Riddle #3: Eddie and Aaron are dead in a cabin in the woods. It's over 500 miles to the nearest living being, and no on else was here when they died. If they didn't kill each other and didn't die from natural causes, nor other animals, what killed them?


As for the levers question:

It doesn't matter how you arrange the rooms, really. All you have to do is identify 9 levers with 3 states each. 1-A, 1-B, 1-C; 2-A, 2-B, 2-C; etc.

For every pair of levers, you have 6 distinct possibilities of configurations. Assign each single lever to two, non-adjacent, portals and put all the portals (doors, portcullises, etc.) in a straight line... Embed some levers in between doors for some extra fun.

Now divide the levers as follows:

1 & 2 is one pair, 3&4 is the second, 6&7 the third, 8&9 the fourth. Number 5 is by itself and controls 3 doors.

1&2 control doors A&B, 3&4 control B&C, 6&7 control C&D, 8&9 control D&E, 5 controls A,C, and E.

Place the doors in a randomly determined open/close pattern. Neglect to tell players how many doors there are, or what each lever does - only tell them precisely what they see/hear (doors opening/closing etc.)

Stand back and wait for the howls of anguish as they -slowly- work their way through it.

Alternatively, try this one on for size:

6 levers on the wall, six rooms. Each room is shaped like a D6, with round, open holes connecting to the next room. Each wall contains the same number of holes as a corresponding D6. Each lever on the wall connects to a single room and rotates the room in 2 dimensions. The goal is to find a configuration wherein the holes in the walls line up with holes in the wall of the next room...

Just don't tell them it's a d6 room :) Erase holes on the ceiling and floor to hide it better. Also, you can add 3 positions to each lever - the first position rotates the room to the right, the second to the left, and the third switches the roof with the floor (an engineering marvel to be sure)

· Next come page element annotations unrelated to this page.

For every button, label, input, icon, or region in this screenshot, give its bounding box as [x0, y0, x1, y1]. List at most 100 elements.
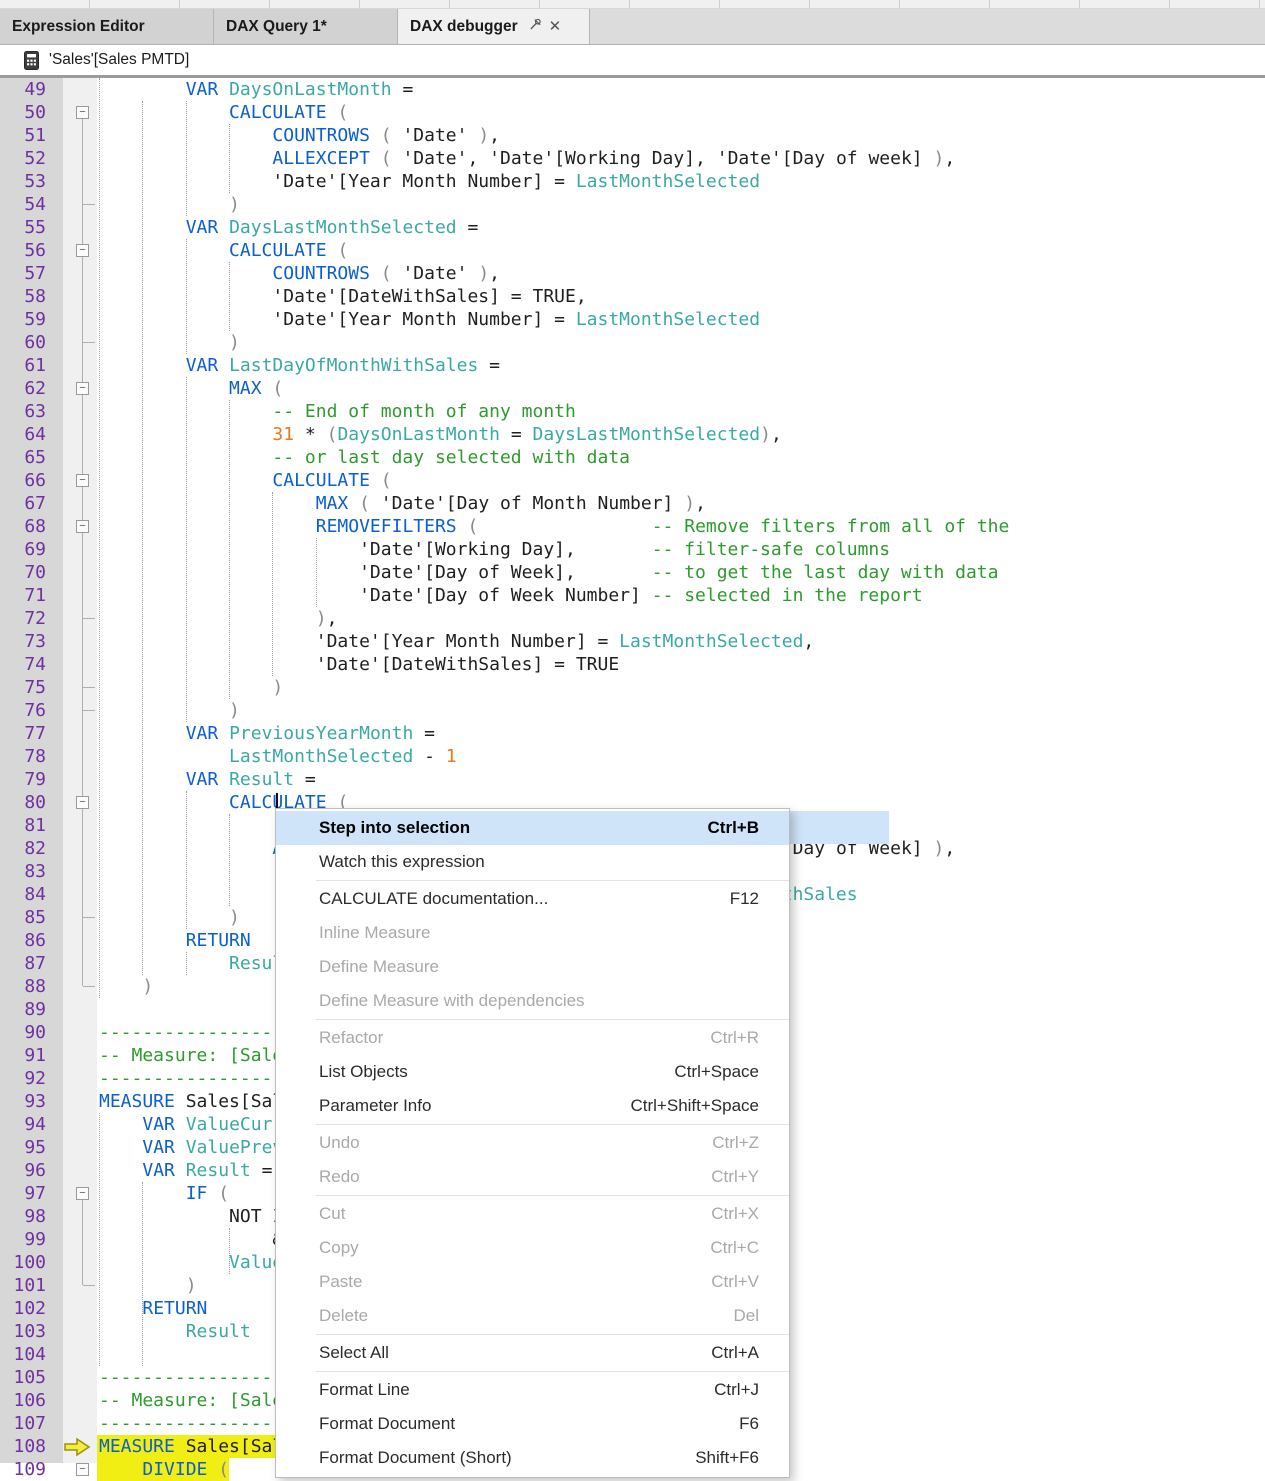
code-text[interactable]: VAR LastDayOfMonthWithSales =: [97, 354, 500, 377]
code-text[interactable]: ): [97, 193, 240, 216]
code-line: 61 VAR LastDayOfMonthWithSales =: [0, 354, 1265, 377]
code-line: 53 'Date'[Year Month Number] = LastMonth…: [0, 170, 1265, 193]
fold-toggle[interactable]: −: [76, 244, 89, 257]
fold-slot: [46, 446, 97, 469]
code-text[interactable]: ALLEXCEPT ( 'Date', 'Date'[Working Day],…: [97, 147, 955, 170]
code-text[interactable]: 'Date'[Working Day], -- filter-safe colu…: [97, 538, 890, 561]
code-text[interactable]: IF (: [97, 1182, 229, 1205]
code-text[interactable]: CALCULATE (: [97, 239, 348, 262]
code-text[interactable]: 'Date'[Day of Week], -- to get the last …: [97, 561, 998, 584]
code-text[interactable]: 'Date'[Year Month Number] = LastMonthSel…: [97, 308, 760, 331]
code-text[interactable]: LastMonthSelected - 1: [97, 745, 457, 768]
code-text[interactable]: REMOVEFILTERS ( -- Remove filters from a…: [97, 515, 1009, 538]
code-text[interactable]: 'Date'[Day of Week Number] -- selected i…: [97, 584, 923, 607]
code-text[interactable]: [97, 1343, 99, 1366]
menu-item-label: Cut: [319, 1204, 345, 1224]
code-text[interactable]: [97, 998, 99, 1021]
code-text[interactable]: RETURN: [97, 1297, 207, 1320]
tab-dax-query-1[interactable]: DAX Query 1*: [214, 9, 398, 44]
menu-item-select-all[interactable]: Select AllCtrl+A: [276, 1336, 789, 1370]
code-text[interactable]: VAR PreviousYearMonth =: [97, 722, 435, 745]
code-text[interactable]: ): [97, 906, 240, 929]
line-number: 54: [0, 193, 46, 216]
fold-slot: [46, 1366, 97, 1389]
line-number: 70: [0, 561, 46, 584]
code-text[interactable]: 'Date'[DateWithSales] = TRUE,: [97, 285, 587, 308]
code-text[interactable]: ): [97, 975, 153, 998]
code-text[interactable]: VAR Result =: [97, 768, 316, 791]
code-text[interactable]: COUNTROWS ( 'Date' ),: [97, 124, 500, 147]
code-line: 70 'Date'[Day of Week], -- to get the la…: [0, 561, 1265, 584]
line-number: 67: [0, 492, 46, 515]
menu-item-calculate-documentation[interactable]: CALCULATE documentation...F12: [276, 882, 789, 916]
code-text[interactable]: COUNTROWS ( 'Date' ),: [97, 262, 500, 285]
fold-toggle[interactable]: −: [76, 796, 89, 809]
fold-slot: [46, 1274, 97, 1297]
code-text[interactable]: CALCULATE (: [97, 469, 392, 492]
code-text[interactable]: 'Date'[Year Month Number] = LastMonthSel…: [97, 170, 760, 193]
line-number: 63: [0, 400, 46, 423]
line-number: 74: [0, 653, 46, 676]
menu-item-shortcut: F6: [739, 1414, 759, 1434]
code-text[interactable]: 31 * (DaysOnLastMonth = DaysLastMonthSel…: [97, 423, 782, 446]
code-text[interactable]: Result: [97, 1320, 251, 1343]
code-text[interactable]: MAX ( 'Date'[Day of Month Number] ),: [97, 492, 706, 515]
code-text[interactable]: -- or last day selected with data: [97, 446, 630, 469]
close-icon[interactable]: ✕: [549, 19, 562, 34]
line-number: 99: [0, 1228, 46, 1251]
fold-toggle[interactable]: −: [76, 382, 89, 395]
code-text[interactable]: ),: [97, 607, 337, 630]
code-text[interactable]: ): [97, 699, 240, 722]
fold-slot: [46, 1458, 97, 1481]
line-number: 89: [0, 998, 46, 1021]
pin-icon[interactable]: [528, 17, 543, 37]
fold-slot: [46, 400, 97, 423]
code-text[interactable]: RETURN: [97, 929, 251, 952]
menu-item-format-line[interactable]: Format LineCtrl+J: [276, 1373, 789, 1407]
menu-item-cut: CutCtrl+X: [276, 1197, 789, 1231]
code-text[interactable]: ): [97, 331, 240, 354]
menu-item-undo: UndoCtrl+Z: [276, 1126, 789, 1160]
menu-item-watch-this-expression[interactable]: Watch this expression: [276, 845, 789, 879]
menu-item-step-into-selection[interactable]: Step into selectionCtrl+B: [276, 811, 789, 845]
fold-toggle[interactable]: −: [76, 1463, 89, 1476]
code-line: 71 'Date'[Day of Week Number] -- selecte…: [0, 584, 1265, 607]
line-number: 79: [0, 768, 46, 791]
menu-item-list-objects[interactable]: List ObjectsCtrl+Space: [276, 1055, 789, 1089]
fold-slot: [46, 791, 97, 814]
code-text[interactable]: Result: [97, 952, 294, 975]
code-text[interactable]: CALCULATE (: [97, 101, 348, 124]
menu-item-parameter-info[interactable]: Parameter InfoCtrl+Shift+Space: [276, 1089, 789, 1123]
code-text[interactable]: ): [97, 676, 283, 699]
menu-item-define-measure-with-dependencies: Define Measure with dependencies: [276, 984, 789, 1018]
menu-item-label: CALCULATE documentation...: [319, 889, 548, 909]
menu-item-redo: RedoCtrl+Y: [276, 1160, 789, 1194]
code-line: 54 ): [0, 193, 1265, 216]
menu-item-format-document-short[interactable]: Format Document (Short)Shift+F6: [276, 1441, 789, 1475]
fold-slot: [46, 78, 97, 101]
code-text[interactable]: 'Date'[Year Month Number] = LastMonthSel…: [97, 630, 814, 653]
code-text[interactable]: VAR DaysOnLastMonth =: [97, 78, 413, 101]
menu-item-shortcut: Ctrl+A: [711, 1343, 759, 1363]
fold-toggle[interactable]: −: [76, 474, 89, 487]
fold-slot: [46, 998, 97, 1021]
fold-slot: [46, 1067, 97, 1090]
code-line: 52 ALLEXCEPT ( 'Date', 'Date'[Working Da…: [0, 147, 1265, 170]
code-text[interactable]: DIVIDE (: [97, 1458, 229, 1481]
menu-item-format-document[interactable]: Format DocumentF6: [276, 1407, 789, 1441]
menu-item-shortcut: Del: [733, 1306, 759, 1326]
tab-dax-debugger[interactable]: DAX debugger✕: [398, 9, 590, 44]
tab-expression-editor[interactable]: Expression Editor: [0, 9, 214, 44]
fold-toggle[interactable]: −: [76, 1187, 89, 1200]
line-number: 96: [0, 1159, 46, 1182]
code-text[interactable]: -- End of month of any month: [97, 400, 576, 423]
fold-slot: [46, 860, 97, 883]
code-text[interactable]: MAX (: [97, 377, 283, 400]
fold-toggle[interactable]: −: [76, 106, 89, 119]
code-text[interactable]: ): [97, 1274, 197, 1297]
code-text[interactable]: VAR Result =: [97, 1159, 272, 1182]
code-text[interactable]: VAR DaysLastMonthSelected =: [97, 216, 478, 239]
fold-slot: [46, 331, 97, 354]
fold-toggle[interactable]: −: [76, 520, 89, 533]
code-text[interactable]: 'Date'[DateWithSales] = TRUE: [97, 653, 619, 676]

For more fun with either variation, included teleportation traps that are moved by the levers, that teleport the players back to start. Make one such trap be a total 'reset' of all the doors/rooms.
 

Riddle #1:
Sally and Jane are goldfish, who flopped out of their respective bowls and onto the beds, where they drowned in the air.

Riddle #2:
He stood upon a block of ice to hang himself. The block of ice has since melted.

Riddle #3:
Umm, Eddie and Aaron are potted plants that dies when nobody watered them?

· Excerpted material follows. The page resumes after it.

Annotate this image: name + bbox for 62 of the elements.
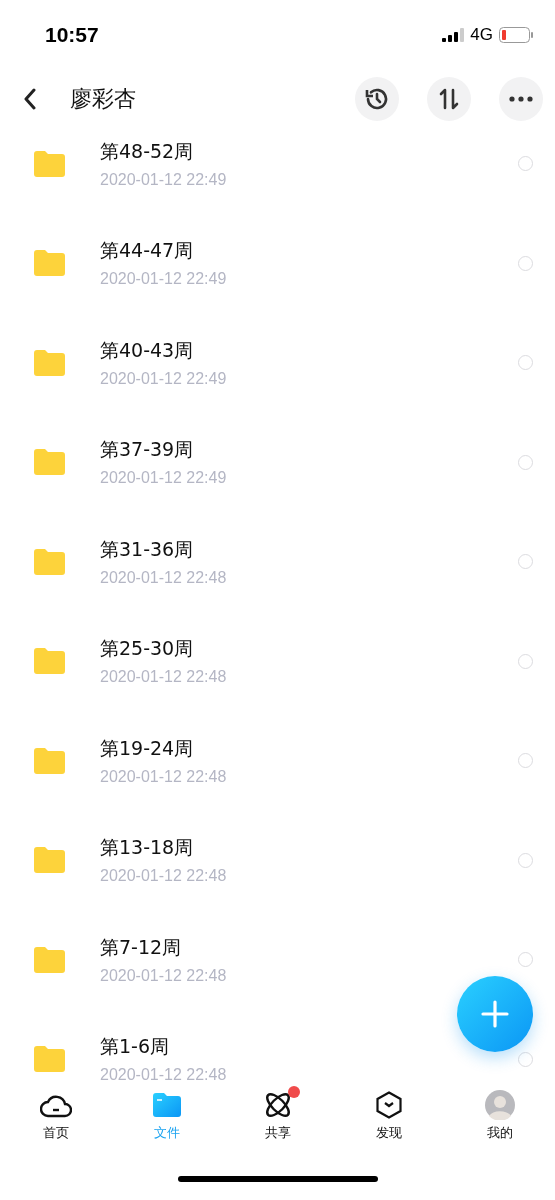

I’m pretty sure of the first two; the third’s a guess.

Johnathan
 

Richards, you have the same guess for the first one as I did, and the second one I'd heard before. The third one I've heard told differently; while I think the version I've heard is harder, I'll put it in spoilers in case it has a hint:

Frank and Tina are hiking in teh woods when they come to a clearing. There's a cabin ahead of them in the clearing. They've never seen the cabin before, and it's not on fire, and they can't see anyone inside of it, and there's nothing moving near it, and they weren't expecting to see it, but Tina immediately says, "You stay here, I'll run and get help." How come?